Of course, the result of this policy is understandable from an Austrian or even a neoclassical perspective (not to mention a public choice or institutional one!), and explains the three main news stories from the past week. Indeed, it’s only for a Keynesian that these three stories would be utterly perplexing: we’re printing money as fast as we can and yet unemployment is steeply downward! The natural response for the Keynesian is thus that the inflation is far too low, and so we must keep at it lest we fall prey to the demon of deflation (the scariest creature ever to walk the earth). This is the consistent response of Krugman, Stiglitz, and others who seek to tame the animal spirits.

Back here in reality, however, the ramifications of adhering to a Phillips curve mentality continue to wreck the creation of wealth around the world. Keeping the printing presses running and debasing the currency does not equate with creation of real value, but with playing with prices. And while this may work its way through the economy and fool some into thinking that happy days are here again, in a world of rational expectations (if not actions), businesspeople are not fooled by bursts of money from helicopters. Without underlying changes to the structure of the economy, and the guarantee of better conditions, there is no incentive to invest… nor is there to hire. Inflation may prove an evanescent gain, but it won’t create the conditions for sustained employment (in fact, it does just the opposite). This time around as well, the massive liquidity that has built up in the system has remained on the balance sheets of banks, which, for the most part, have not been lending this flood of liquidity.
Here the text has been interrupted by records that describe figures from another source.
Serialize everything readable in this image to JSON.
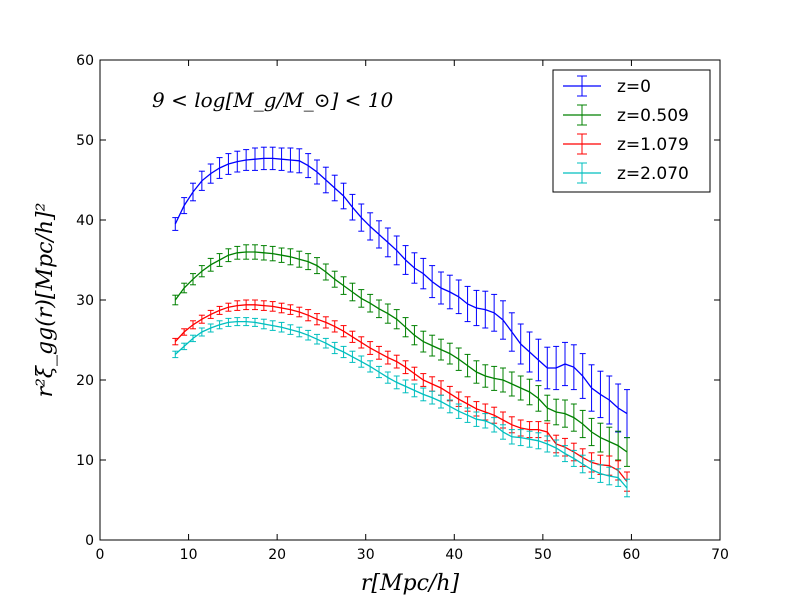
{
  "chart_data": {
    "type": "line",
    "annotation": "9 < log[M_g/M_⊙] < 10",
    "xlabel": "r[Mpc/h]",
    "ylabel": "r²ξ_gg(r)[Mpc/h]²",
    "xlim": [
      0,
      70
    ],
    "ylim": [
      0,
      60
    ],
    "xticks": [
      0,
      10,
      20,
      30,
      40,
      50,
      60,
      70
    ],
    "yticks": [
      0,
      10,
      20,
      30,
      40,
      50,
      60
    ],
    "grid": false,
    "legend_position": "top-right",
    "x": [
      8.5,
      9.5,
      10.5,
      11.5,
      12.5,
      13.5,
      14.5,
      15.5,
      16.5,
      17.5,
      18.5,
      19.5,
      20.5,
      21.5,
      22.5,
      23.5,
      24.5,
      25.5,
      26.5,
      27.5,
      28.5,
      29.5,
      30.5,
      31.5,
      32.5,
      33.5,
      34.5,
      35.5,
      36.5,
      37.5,
      38.5,
      39.5,
      40.5,
      41.5,
      42.5,
      43.5,
      44.5,
      45.5,
      46.5,
      47.5,
      48.5,
      49.5,
      50.5,
      51.5,
      52.5,
      53.5,
      54.5,
      55.5,
      56.5,
      57.5,
      58.5,
      59.5
    ],
    "series": [
      {
        "name": "z=0",
        "color": "#0000ff",
        "values": [
          39.5,
          41.8,
          43.5,
          44.9,
          45.8,
          46.5,
          47.0,
          47.3,
          47.5,
          47.6,
          47.7,
          47.7,
          47.6,
          47.5,
          47.4,
          46.8,
          46.0,
          45.0,
          44.0,
          43.0,
          41.6,
          40.3,
          39.2,
          38.2,
          37.2,
          36.2,
          35.0,
          34.0,
          33.3,
          32.3,
          31.5,
          31.0,
          30.4,
          29.5,
          29.0,
          28.8,
          28.4,
          27.5,
          26.0,
          24.5,
          23.5,
          22.5,
          21.5,
          21.5,
          22.0,
          21.6,
          20.5,
          19.0,
          18.2,
          17.5,
          16.5,
          15.8
        ],
        "errors": [
          0.8,
          1.0,
          1.1,
          1.2,
          1.2,
          1.3,
          1.3,
          1.3,
          1.3,
          1.4,
          1.4,
          1.4,
          1.4,
          1.5,
          1.5,
          1.5,
          1.5,
          1.6,
          1.6,
          1.6,
          1.6,
          1.7,
          1.7,
          1.7,
          1.8,
          1.8,
          1.8,
          1.9,
          1.9,
          2.0,
          2.0,
          2.1,
          2.1,
          2.2,
          2.2,
          2.3,
          2.3,
          2.4,
          2.4,
          2.5,
          2.5,
          2.6,
          2.6,
          2.7,
          2.7,
          2.8,
          2.8,
          2.9,
          2.9,
          3.0,
          3.0,
          3.0
        ]
      },
      {
        "name": "z=0.509",
        "color": "#008000",
        "values": [
          30.0,
          31.5,
          32.6,
          33.6,
          34.4,
          35.0,
          35.6,
          35.9,
          36.0,
          36.0,
          35.9,
          35.8,
          35.6,
          35.4,
          35.1,
          34.8,
          34.3,
          33.5,
          32.6,
          31.8,
          31.0,
          30.2,
          29.6,
          28.9,
          28.3,
          27.6,
          26.6,
          25.6,
          24.8,
          24.3,
          23.8,
          23.3,
          22.6,
          21.8,
          21.0,
          20.5,
          20.2,
          20.0,
          19.5,
          19.0,
          18.5,
          17.7,
          16.5,
          16.0,
          15.8,
          15.3,
          14.5,
          13.5,
          12.8,
          12.3,
          11.8,
          11.0
        ],
        "errors": [
          0.6,
          0.6,
          0.7,
          0.7,
          0.8,
          0.8,
          0.8,
          0.8,
          0.9,
          0.9,
          0.9,
          0.9,
          0.9,
          1.0,
          1.0,
          1.0,
          1.0,
          1.0,
          1.0,
          1.1,
          1.1,
          1.1,
          1.1,
          1.1,
          1.2,
          1.2,
          1.2,
          1.2,
          1.3,
          1.3,
          1.3,
          1.3,
          1.4,
          1.4,
          1.4,
          1.4,
          1.5,
          1.5,
          1.5,
          1.5,
          1.6,
          1.6,
          1.6,
          1.6,
          1.7,
          1.7,
          1.7,
          1.7,
          1.8,
          1.8,
          1.8,
          1.8
        ]
      },
      {
        "name": "z=1.079",
        "color": "#ff0000",
        "values": [
          24.8,
          26.0,
          26.9,
          27.6,
          28.2,
          28.7,
          29.1,
          29.3,
          29.4,
          29.4,
          29.3,
          29.2,
          29.0,
          28.8,
          28.5,
          28.1,
          27.6,
          27.2,
          26.7,
          26.1,
          25.4,
          24.7,
          24.0,
          23.4,
          22.8,
          22.3,
          21.6,
          20.8,
          20.0,
          19.5,
          19.0,
          18.3,
          17.6,
          17.0,
          16.4,
          16.0,
          15.6,
          15.0,
          14.4,
          14.0,
          13.8,
          13.8,
          13.5,
          12.0,
          11.6,
          11.0,
          10.3,
          9.7,
          9.4,
          9.3,
          8.7,
          7.3
        ],
        "errors": [
          0.4,
          0.4,
          0.5,
          0.5,
          0.5,
          0.5,
          0.5,
          0.6,
          0.6,
          0.6,
          0.6,
          0.6,
          0.6,
          0.6,
          0.6,
          0.7,
          0.7,
          0.7,
          0.7,
          0.7,
          0.7,
          0.7,
          0.8,
          0.8,
          0.8,
          0.8,
          0.8,
          0.8,
          0.8,
          0.9,
          0.9,
          0.9,
          0.9,
          0.9,
          0.9,
          1.0,
          1.0,
          1.0,
          1.0,
          1.0,
          1.0,
          1.0,
          1.1,
          1.1,
          1.1,
          1.1,
          1.1,
          1.2,
          1.2,
          1.2,
          1.2,
          1.2
        ]
      },
      {
        "name": "z=2.070",
        "color": "#00bfbf",
        "values": [
          23.2,
          24.2,
          25.2,
          26.0,
          26.5,
          26.9,
          27.2,
          27.3,
          27.3,
          27.2,
          27.0,
          26.8,
          26.6,
          26.3,
          26.0,
          25.6,
          25.1,
          24.6,
          24.0,
          23.5,
          22.9,
          22.3,
          21.7,
          21.0,
          20.3,
          19.7,
          19.2,
          18.7,
          18.2,
          17.8,
          17.3,
          16.7,
          16.1,
          15.6,
          15.1,
          14.9,
          14.4,
          13.5,
          12.9,
          12.8,
          12.6,
          12.4,
          12.0,
          11.5,
          10.8,
          10.2,
          9.5,
          8.8,
          8.3,
          8.0,
          7.8,
          6.5
        ],
        "errors": [
          0.4,
          0.4,
          0.4,
          0.5,
          0.5,
          0.5,
          0.5,
          0.5,
          0.5,
          0.5,
          0.6,
          0.6,
          0.6,
          0.6,
          0.6,
          0.6,
          0.6,
          0.6,
          0.7,
          0.7,
          0.7,
          0.7,
          0.7,
          0.7,
          0.7,
          0.8,
          0.8,
          0.8,
          0.8,
          0.8,
          0.8,
          0.8,
          0.9,
          0.9,
          0.9,
          0.9,
          0.9,
          0.9,
          0.9,
          1.0,
          1.0,
          1.0,
          1.0,
          1.0,
          1.0,
          1.0,
          1.1,
          1.1,
          1.1,
          1.1,
          1.1,
          1.1
        ]
      }
    ]
  }
}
So, Central Banks are printing and creating money as fast as they can, with the result of liquidity sloshing around the system, but it’s not going into job creation, nor is it going into investment. Well, where would it go? Interest rates are too low to make a gain anywhere in the world, government bonds are for suckers, and the real economy is (as noted) stunted by uncertainty. The end result is, of course, the equity markets, given that equities are merely pieces of ownership and do not, in and out of themselves, create value.

And this is exactly what we see in the world economy: low interest rates, high liquidity, no investment leading to job creation, and, oh yes, new high in stock markets around the world. The logic is easy to trace, as there is no reason to invest long-term if “austerity” measures are going to ramp up taxes (do not get me started on that one). There is also no reason to continue to hold money if the value of currency is going to be inflated away and Central Bankers are looking for still more ways to take it away from you (as with Cyprus, in charging negative interest rates and charging “vault storage fees” – you don’t earn money by parking it with a bank, you actually lose it). Thus, equities look pretty good right now, and with everyone else piling in, well, prices are being driven higher and higher. This should last forever, right?

Of course not. We are once again living in bubble land, where all economic bad news can be rectified by recourse to the printing press and the inflation of some asset or another. Unfortunately, back in reality, unemployment and inflation are not substitutes but two sides of the same debased coin, symptomatic of economic mismanagement. And the effect of continuing this economic lunacy based on the Phillips curve in the world’s “developed” economies will be to create the uncertainty that will kill investment for a generation.

Don’t worry, though – when that happens, I’m sure we will all be told that it was the fault of markets.